Settant’anni fa affondava il transatlantico più bello della flotta italiana. Incolpevole, la croce fu gettata addosso a un eroe di guerra: il comandante Piero Calamai.

Settant’anni dopo, è ancora uno scandalo italiano.
Capita che nella notte di  mercoledì 25 luglio 1956 la nebbia, scesa nel primo pomeriggio copra ancora le stelle mentre la turbonave orgoglio della Marina Mercantile italiana, l’Andrea Doria, al comando del capitano Piero Calamai si avvia a concludere il suo 101°viaggio oceanico. A bordo, 1.134 passeggeri e 572 membri dell’equipaggio. Il legame tra il comandante, pluridecorato eroe di guerra, e la nave è fortissimo: a lui è stata affidata sin dalle prime prove in mare.

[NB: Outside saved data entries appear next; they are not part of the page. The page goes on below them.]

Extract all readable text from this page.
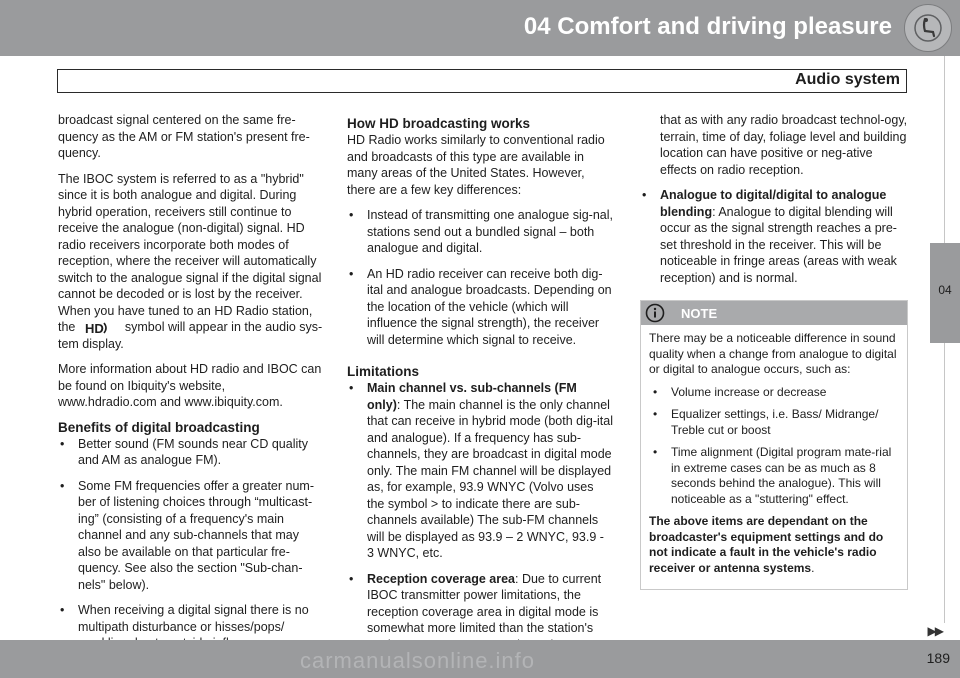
04 Comfort and driving pleasure
Audio system
04

broadcast signal centered on the same fre-quency as the AM or FM station's present fre-quency.

The IBOC system is referred to as a "hybrid" since it is both analogue and digital. During hybrid operation, receivers still continue to receive the analogue (non-digital) signal. HD radio receivers incorporate both modes of reception, where the receiver will automatically switch to the analogue signal if the digital signal cannot be decoded or is lost by the receiver. When you have tuned to an HD Radio station, the HD symbol will appear in the audio sys-tem display.

More information about HD radio and IBOC can be found on Ibiquity's website, www.hdradio.com and www.ibiquity.com.

Benefits of digital broadcasting
• Better sound (FM sounds near CD quality and AM as analogue FM).
• Some FM frequencies offer a greater num-ber of listening choices through “multicast-ing” (consisting of a frequency's main channel and any sub-channels that may also be available on that particular fre-quency. See also the section "Sub-chan-nels" below).
• When receiving a digital signal there is no multipath disturbance or hisses/pops/
How HD broadcasting works

HD Radio works similarly to conventional radio and broadcasts of this type are available in many areas of the United States. However, there are a few key differences:

• Instead of transmitting one analogue sig-nal, stations send out a bundled signal – both analogue and digital.
• An HD radio receiver can receive both dig-ital and analogue broadcasts. Depending on the location of the vehicle (which will influence the signal strength), the receiver will determine which signal to receive.
Limitations
• Main channel vs. sub-channels (FM only): The main channel is the only channel that can receive in hybrid mode (both dig-ital and analogue). If a frequency has sub-channels, they are broadcast in digital mode only. The main FM channel will be displayed as, for example, 93.9 WNYC (Volvo uses the symbol > to indicate there are sub-channels available) The sub-FM channels will be displayed as 93.9 – 2 WNYC, 93.9 - 3 WNYC, etc.
• Reception coverage area: Due to current IBOC transmitter power limitations, the reception coverage area in digital mode is somewhat more limited than the station's
that as with any radio broadcast technol-ogy, terrain, time of day, foliage level and building location can have positive or neg-ative effects on radio reception.
• Analogue to digital/digital to analogue blending: Analogue to digital blending will occur as the signal strength reaches a pre-set threshold in the receiver. This will be noticeable in fringe areas (areas with weak reception) and is normal.
NOTE

There may be a noticeable difference in sound quality when a change from analogue to digital or digital to analogue occurs, such as:

• Volume increase or decrease
• Equalizer settings, i.e. Bass/ Midrange/ Treble cut or boost
• Time alignment (Digital program mate-rial in extreme cases can be as much as 8 seconds behind the analogue). This will noticeable as a "stuttering" effect.

The above items are dependant on the broadcaster's equipment settings and do not indicate a fault in the vehicle's radio receiver or antenna systems.

▶▶
carmanualsonline.info	189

 Il molo del porto di New York non è lontano, il transatlantico ha ridotto appena la velocità, sferzando il cielo con ripetuti colpi di sirena e rinforzando la guardia. I passeggeri bevono gli ultimi drink ascoltando l’orchestra di Dino Massa che intona un successo di Rabagliati dopo “Ma se ghe pensu”, l’anima in musica della città da cui la nave è salpata, Genova. La veglia è ancora lunga, per i tiratardi: dopo mezzanotte, le note di “Rosetta” e di “Round Midgnight”, gli standard di Benny Goodman e Stan Kenton  e “Smoke get in your eyes” satureranno l’aria in cui aleggiano i profumi secchi delle Turmac Oval e delle Senior Service.
Capita che una scheggia di nostalgia scivoli dalla plancia al ponte umido e corra nella riposteria dove migliaia di piatti e tazzine, teiere e cioccolatiere attendono di essere sistemati sui tavoli della prima colazione, e che quel brivido di amor patrio scenda poi nella sala macchine ansante e sudata e ancora nei corridoi silenziosi e che un “Arrivederci Roma” venga fuori così, senza preavviso, quasi augurando per l’arrivo un raggio di sole tutto italiano.

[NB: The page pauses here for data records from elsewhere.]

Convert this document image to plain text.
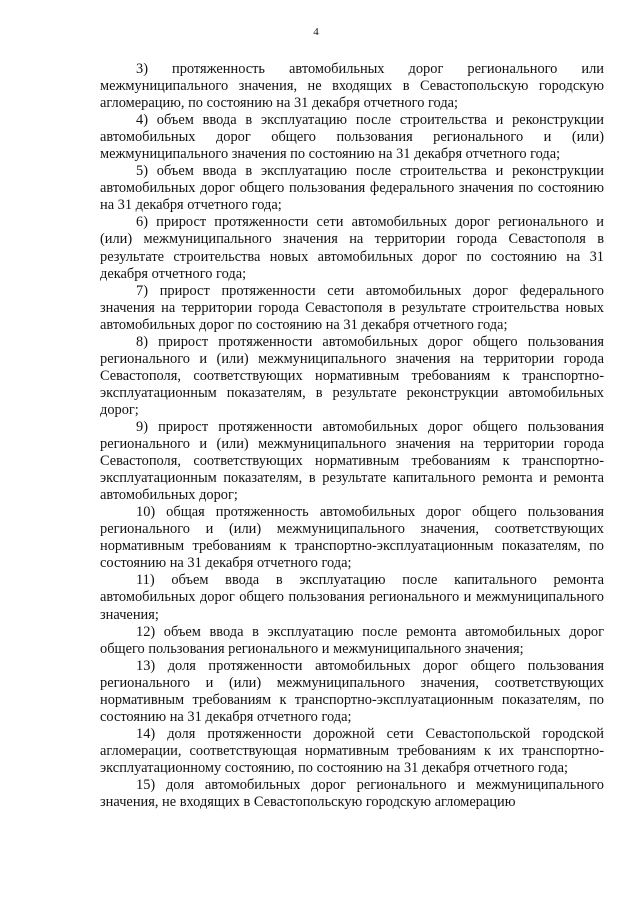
4

3) протяженность автомобильных дорог регионального или межмуниципального значения, не входящих в Севастопольскую городскую агломерацию, по состоянию на 31 декабря отчетного года;

4) объем ввода в эксплуатацию после строительства и реконструкции автомобильных дорог общего пользования регионального и (или) межмуниципального значения по состоянию на 31 декабря отчетного года;

5) объем ввода в эксплуатацию после строительства и реконструкции автомобильных дорог общего пользования федерального значения по состоянию на 31 декабря отчетного года;

6) прирост протяженности сети автомобильных дорог регионального и (или) межмуниципального значения на территории города Севастополя в результате строительства новых автомобильных дорог по состоянию на 31 декабря отчетного года;

7) прирост протяженности сети автомобильных дорог федерального значения на территории города Севастополя в результате строительства новых автомобильных дорог по состоянию на 31 декабря отчетного года;

8) прирост протяженности автомобильных дорог общего пользования регионального и (или) межмуниципального значения на территории города Севастополя, соответствующих нормативным требованиям к транспортно-эксплуатационным показателям, в результате реконструкции автомобильных дорог;

9) прирост протяженности автомобильных дорог общего пользования регионального и (или) межмуниципального значения на территории города Севастополя, соответствующих нормативным требованиям к транспортно-эксплуатационным показателям, в результате капитального ремонта и ремонта автомобильных дорог;

10) общая протяженность автомобильных дорог общего пользования регионального и (или) межмуниципального значения, соответствующих нормативным требованиям к транспортно-эксплуатационным показателям, по состоянию на 31 декабря отчетного года;

11) объем ввода в эксплуатацию после капитального ремонта автомобильных дорог общего пользования регионального и межмуниципального значения;

12) объем ввода в эксплуатацию после ремонта автомобильных дорог общего пользования регионального и межмуниципального значения;

13) доля протяженности автомобильных дорог общего пользования регионального и (или) межмуниципального значения, соответствующих нормативным требованиям к транспортно-эксплуатационным показателям, по состоянию на 31 декабря отчетного года;

14) доля протяженности дорожной сети Севастопольской городской агломерации, соответствующая нормативным требованиям к их транспортно-эксплуатационному состоянию, по состоянию на 31 декабря отчетного года;

15) доля автомобильных дорог регионального и межмуниципального значения, не входящих в Севастопольскую городскую агломерацию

Capita che un’altra nave proceda dopo aver lasciato il molo di New York Harbor alle 11.31 antimeridiane. Bianca come la nebbia, bianca come la neve, bianca come quel suo nome, Stockholm, evocativo delle gelate del Grande Nord. La meta, Goteborg, la città industriale delle acciaierie e delle automobili Volvo. A bordo, 534 passeggeri e 213 membri dell’equipaggio. In plancia, il terzo ufficiale Johan Ernst Carstens-Johannsen, che ha rilevato il comandante Gunnar Nordensson, controlla lo schermo radar su cui spicca l’avvicinamento di quello che potrebbe essere un peschereccio d’altura.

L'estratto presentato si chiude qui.